Any Rand, Andy Kaufman, Robert Mapplethorpe, Peckinpah’s Straw Dogs… That’s a toughie to answer, isn’t it?
*****
It’s an even more problematic issue with Ender’s Game since the consensus seems to be – including among the LGBT community — that neither the book nor the movie deals with homosexuality in any way, good or bad. It ain’t in there…period. It’s not the art here that’s objectionable; it’s the artist.
To be honest with you, I don’t know the answer. I don’t have one (and I said as much in the Peckinpah book).
Look, if I was a black in America in 1915, I would’ve had to be out of my mind to put money in D.W. Griffith’s pocket by going to see a movie as inflammatory and just plain, damned wrong as The Birth of a Nation. But it’s wrongness doesn’t change its greatness or its importance in the history of moviemaking. And should his being an ass about race in …Nation be a reason for me not to go see Intolerance (1916)?
I don’t know. Seriously, I don’t know. I’m just not seeing that shaded discussion happen here. Right now, it’s very simple:
On one side, it’s, “He’s a bad guy with a bad message, so don’t go see his message-neutral movie.”
On the other side, there’s Mr. Card who hasn’t said much about the issue at all, but, judging from his past, I’d wager his attitude is probably still, “To hell with you all (literally), I believe what I believe.”
And then there’s poor Lionsgate and a $110 million tab for this opus trying to make the understandably self-serving – and not untrue – point that, “What has any of this to do with this movie?”

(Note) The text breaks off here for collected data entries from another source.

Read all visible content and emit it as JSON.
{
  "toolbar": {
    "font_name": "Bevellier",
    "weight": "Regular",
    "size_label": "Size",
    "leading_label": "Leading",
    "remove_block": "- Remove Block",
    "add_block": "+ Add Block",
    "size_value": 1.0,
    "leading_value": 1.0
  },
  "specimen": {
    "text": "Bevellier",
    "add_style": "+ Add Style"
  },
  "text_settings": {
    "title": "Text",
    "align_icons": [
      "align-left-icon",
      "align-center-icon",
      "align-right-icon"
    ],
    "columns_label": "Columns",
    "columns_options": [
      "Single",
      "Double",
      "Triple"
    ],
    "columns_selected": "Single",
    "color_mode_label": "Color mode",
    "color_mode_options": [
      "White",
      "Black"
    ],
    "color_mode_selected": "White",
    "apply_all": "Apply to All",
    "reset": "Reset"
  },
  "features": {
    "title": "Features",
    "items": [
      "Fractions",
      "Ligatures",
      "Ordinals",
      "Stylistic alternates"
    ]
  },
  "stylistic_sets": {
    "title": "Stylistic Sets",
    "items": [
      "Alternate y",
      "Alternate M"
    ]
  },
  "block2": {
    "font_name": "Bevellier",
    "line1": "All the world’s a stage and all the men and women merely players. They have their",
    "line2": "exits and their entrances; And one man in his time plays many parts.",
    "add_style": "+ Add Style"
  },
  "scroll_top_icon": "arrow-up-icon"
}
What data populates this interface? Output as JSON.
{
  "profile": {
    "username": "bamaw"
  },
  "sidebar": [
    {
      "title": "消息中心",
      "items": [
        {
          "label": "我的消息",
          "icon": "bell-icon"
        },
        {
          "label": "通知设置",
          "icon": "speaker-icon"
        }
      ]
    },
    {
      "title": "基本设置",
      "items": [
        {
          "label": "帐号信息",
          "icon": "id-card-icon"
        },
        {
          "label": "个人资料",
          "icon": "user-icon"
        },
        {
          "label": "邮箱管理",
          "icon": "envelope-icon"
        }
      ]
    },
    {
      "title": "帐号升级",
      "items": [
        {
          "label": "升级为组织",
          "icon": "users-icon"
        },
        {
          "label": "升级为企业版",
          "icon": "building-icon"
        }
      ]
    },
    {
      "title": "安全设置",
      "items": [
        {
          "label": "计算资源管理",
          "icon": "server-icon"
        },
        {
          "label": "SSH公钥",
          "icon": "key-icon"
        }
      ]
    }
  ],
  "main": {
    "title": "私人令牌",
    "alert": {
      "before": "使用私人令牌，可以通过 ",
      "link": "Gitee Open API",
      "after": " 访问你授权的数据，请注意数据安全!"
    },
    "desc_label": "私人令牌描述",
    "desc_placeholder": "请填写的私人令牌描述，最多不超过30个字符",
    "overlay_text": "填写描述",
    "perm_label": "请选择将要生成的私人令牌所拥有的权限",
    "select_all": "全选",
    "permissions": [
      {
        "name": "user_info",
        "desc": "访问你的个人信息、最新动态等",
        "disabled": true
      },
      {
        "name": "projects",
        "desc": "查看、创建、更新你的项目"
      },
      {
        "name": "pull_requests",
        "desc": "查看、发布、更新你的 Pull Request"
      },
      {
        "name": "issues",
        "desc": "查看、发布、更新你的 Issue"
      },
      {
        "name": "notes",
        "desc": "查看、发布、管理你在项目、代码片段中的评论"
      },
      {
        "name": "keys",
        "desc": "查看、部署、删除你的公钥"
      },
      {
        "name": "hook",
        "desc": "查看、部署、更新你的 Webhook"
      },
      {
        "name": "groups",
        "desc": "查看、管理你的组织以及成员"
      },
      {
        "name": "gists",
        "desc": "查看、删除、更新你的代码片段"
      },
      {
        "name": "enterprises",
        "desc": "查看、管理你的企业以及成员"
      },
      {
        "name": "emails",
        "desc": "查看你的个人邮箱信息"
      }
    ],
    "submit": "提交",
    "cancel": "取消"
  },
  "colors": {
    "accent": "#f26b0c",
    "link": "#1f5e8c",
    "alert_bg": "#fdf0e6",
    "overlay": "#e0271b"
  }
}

Like I said, I don’t know the answer. What I do know is this kind of damn-the-artist thing cuts both ways. If you manage to kill the movie (or book, play, song, etc), all you’ve proved to the other side is it’s possible for them to kill a movie (or whatever) they have a problem with. And then you start screaming censorship, but it wasn’t censorship when you did it because, well, you were in the right, after all…and so on. See what I’m saying?
That’s real life for ya; complicated. That’s why we go to movies, especially flicks with Frodo and Katniss and that bunch – the good, the bad, and what to do about it seems a hell of a lot simpler in their worlds.